Merely documenting the presence of a pathogen does not necessarily indicate causation, of course. Most of the pathogens associated with CIRDC can be isolated with some frequency even from clinically normal dogs, especially in a densely housed canine population. If the same pathogen is found in several dogs, this raises the index of suspicion that a causative relationship exists, but still does not rule out other contributing, or even primary, agents. For definitive diagnosis, necropsy is the most powerful tool available, and should be utilized if possible whenever dogs die or are euthanized with suspected severe infectious respiratory disease.

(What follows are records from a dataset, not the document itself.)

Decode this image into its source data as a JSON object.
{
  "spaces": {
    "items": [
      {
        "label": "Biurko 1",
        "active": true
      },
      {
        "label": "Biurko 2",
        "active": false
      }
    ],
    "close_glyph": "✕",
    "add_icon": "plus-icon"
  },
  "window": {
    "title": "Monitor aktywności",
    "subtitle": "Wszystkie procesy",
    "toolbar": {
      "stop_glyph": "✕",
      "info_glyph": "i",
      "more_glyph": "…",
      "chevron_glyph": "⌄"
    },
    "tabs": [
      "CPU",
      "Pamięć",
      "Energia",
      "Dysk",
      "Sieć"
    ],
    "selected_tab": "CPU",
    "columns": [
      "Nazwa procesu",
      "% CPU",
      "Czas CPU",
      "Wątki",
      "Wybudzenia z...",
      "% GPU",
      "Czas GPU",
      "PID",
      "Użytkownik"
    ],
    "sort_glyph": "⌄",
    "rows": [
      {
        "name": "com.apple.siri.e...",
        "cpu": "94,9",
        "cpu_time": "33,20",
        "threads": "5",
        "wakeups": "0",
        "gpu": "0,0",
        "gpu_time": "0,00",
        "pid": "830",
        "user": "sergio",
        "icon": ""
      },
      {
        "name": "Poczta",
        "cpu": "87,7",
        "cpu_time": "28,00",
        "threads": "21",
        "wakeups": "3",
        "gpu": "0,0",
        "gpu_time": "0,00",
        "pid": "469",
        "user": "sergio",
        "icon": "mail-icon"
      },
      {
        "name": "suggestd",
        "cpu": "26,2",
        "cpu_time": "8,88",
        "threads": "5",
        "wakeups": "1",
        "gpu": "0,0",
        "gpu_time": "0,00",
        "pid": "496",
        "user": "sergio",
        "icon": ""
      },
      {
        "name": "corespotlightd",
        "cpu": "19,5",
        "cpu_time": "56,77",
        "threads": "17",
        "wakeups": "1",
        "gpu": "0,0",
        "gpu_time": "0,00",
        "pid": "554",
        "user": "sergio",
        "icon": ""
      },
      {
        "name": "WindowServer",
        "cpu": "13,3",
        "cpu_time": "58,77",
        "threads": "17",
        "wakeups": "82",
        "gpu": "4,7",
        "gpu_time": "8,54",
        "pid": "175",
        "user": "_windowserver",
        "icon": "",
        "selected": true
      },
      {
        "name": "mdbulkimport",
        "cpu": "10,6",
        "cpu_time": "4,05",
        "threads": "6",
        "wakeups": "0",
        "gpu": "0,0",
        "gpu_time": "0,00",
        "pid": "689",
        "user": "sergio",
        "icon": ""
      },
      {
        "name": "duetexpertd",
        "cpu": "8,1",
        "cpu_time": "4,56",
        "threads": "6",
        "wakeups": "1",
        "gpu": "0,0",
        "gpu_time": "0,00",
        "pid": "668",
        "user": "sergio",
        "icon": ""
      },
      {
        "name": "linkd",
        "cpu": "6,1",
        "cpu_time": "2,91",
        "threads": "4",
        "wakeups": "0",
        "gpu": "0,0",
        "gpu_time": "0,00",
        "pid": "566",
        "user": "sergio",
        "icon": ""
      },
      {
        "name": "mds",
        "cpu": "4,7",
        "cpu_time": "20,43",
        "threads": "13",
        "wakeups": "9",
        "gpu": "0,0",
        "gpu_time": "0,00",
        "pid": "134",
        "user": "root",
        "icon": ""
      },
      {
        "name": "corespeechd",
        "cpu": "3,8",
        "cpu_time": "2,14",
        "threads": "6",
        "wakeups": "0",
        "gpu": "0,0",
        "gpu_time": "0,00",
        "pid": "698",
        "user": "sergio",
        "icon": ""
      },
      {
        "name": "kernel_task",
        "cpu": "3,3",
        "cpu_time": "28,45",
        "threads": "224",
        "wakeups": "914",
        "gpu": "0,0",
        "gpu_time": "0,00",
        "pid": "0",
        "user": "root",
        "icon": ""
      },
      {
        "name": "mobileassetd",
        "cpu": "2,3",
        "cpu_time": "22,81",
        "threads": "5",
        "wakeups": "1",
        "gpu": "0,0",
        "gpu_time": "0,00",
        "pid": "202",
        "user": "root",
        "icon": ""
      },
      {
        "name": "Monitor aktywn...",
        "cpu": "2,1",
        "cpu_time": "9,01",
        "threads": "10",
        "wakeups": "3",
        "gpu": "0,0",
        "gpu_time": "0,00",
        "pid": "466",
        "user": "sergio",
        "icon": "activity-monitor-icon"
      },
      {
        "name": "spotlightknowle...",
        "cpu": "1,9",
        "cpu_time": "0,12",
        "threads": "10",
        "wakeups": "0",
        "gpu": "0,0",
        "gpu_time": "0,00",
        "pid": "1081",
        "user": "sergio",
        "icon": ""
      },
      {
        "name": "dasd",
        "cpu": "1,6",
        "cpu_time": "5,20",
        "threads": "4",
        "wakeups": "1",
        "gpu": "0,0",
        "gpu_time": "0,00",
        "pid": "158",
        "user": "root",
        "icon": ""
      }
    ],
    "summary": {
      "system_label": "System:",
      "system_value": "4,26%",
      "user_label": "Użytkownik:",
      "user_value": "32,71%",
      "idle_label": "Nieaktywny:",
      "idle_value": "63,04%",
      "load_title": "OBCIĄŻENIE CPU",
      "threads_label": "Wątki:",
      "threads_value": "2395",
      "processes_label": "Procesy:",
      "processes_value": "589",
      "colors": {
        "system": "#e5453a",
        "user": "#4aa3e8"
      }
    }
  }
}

If you are uncertain whether a single death represents an isolated incident or the beginning of an outbreak, it is prudent (and virtually free) to obtain lung specimens and oropharyngeal swabs and hold for future analysis if indicated. Formalin fixed, frozen and refrigerated specimens should be obtained, for histopathology, viral isolation, and bacterial culture respectively.

Prevention of CIRDC

Strategies for prevention of CIRDC rely on supporting the animal's ability to ward off disease and reducing the level of environmental contamination. Important strategies to accomplish the first goal include vaccination, stress reduction, and prevention of airway irritation (e.g. by minimizing barking). The latter goal is accomplished through reduction of crowding, effective sanitation, and maintenance of good air quality.

Reduction of crowding and stress

Crowding and the attendant stress is undoubtedly the single greatest risk factor for severe respiratory (and other) disease outbreaks in populations. Increased population density leads to a greater risk of disease introduction, higher contact rate, reduced air quality, and often, compromises in housing and husbandry. Housing dogs in each side of a double-sided cage intended for a single dog; housing multiple unrelated dogs per cage (particularly if not done in "all in/all out" fashion"); failure to isolate symptomatic animals; and delays in moving animals through the facility are frequent precursors of serious outbreaks in over-crowded shelters. Even in a boarding facility or vet clinic, it is important to anticipate times of peak population, recognize that these will be periods of increased risk for respiratory disease outbreaks, and plan sufficient additional staff that husbandry is not compromised.

An underappreciated strategy for CIRDC prevention is to simply reduce the amount of time dogs spend in densely housed environments. One study showed that each day in a shelter increased the risk if CIRDC by 3%[2]. Reducing length of stay may not be possible (or desirable) in a boarding facility or vet hospital, but management practices that increase length of stay for shelter dogs should be carefully assessed to ensure the benefit of these practices outweighs the risk of disease they may create. This could include routine quarantine of apparently healthy animals, delays while dogs await behavior assessment or surgery, or failure to move dogs to public-viewing areas of the shelter as soon as they are available for adoption. Increased time for each dog in the shelter also contributes to increased crowding with all the associated risks.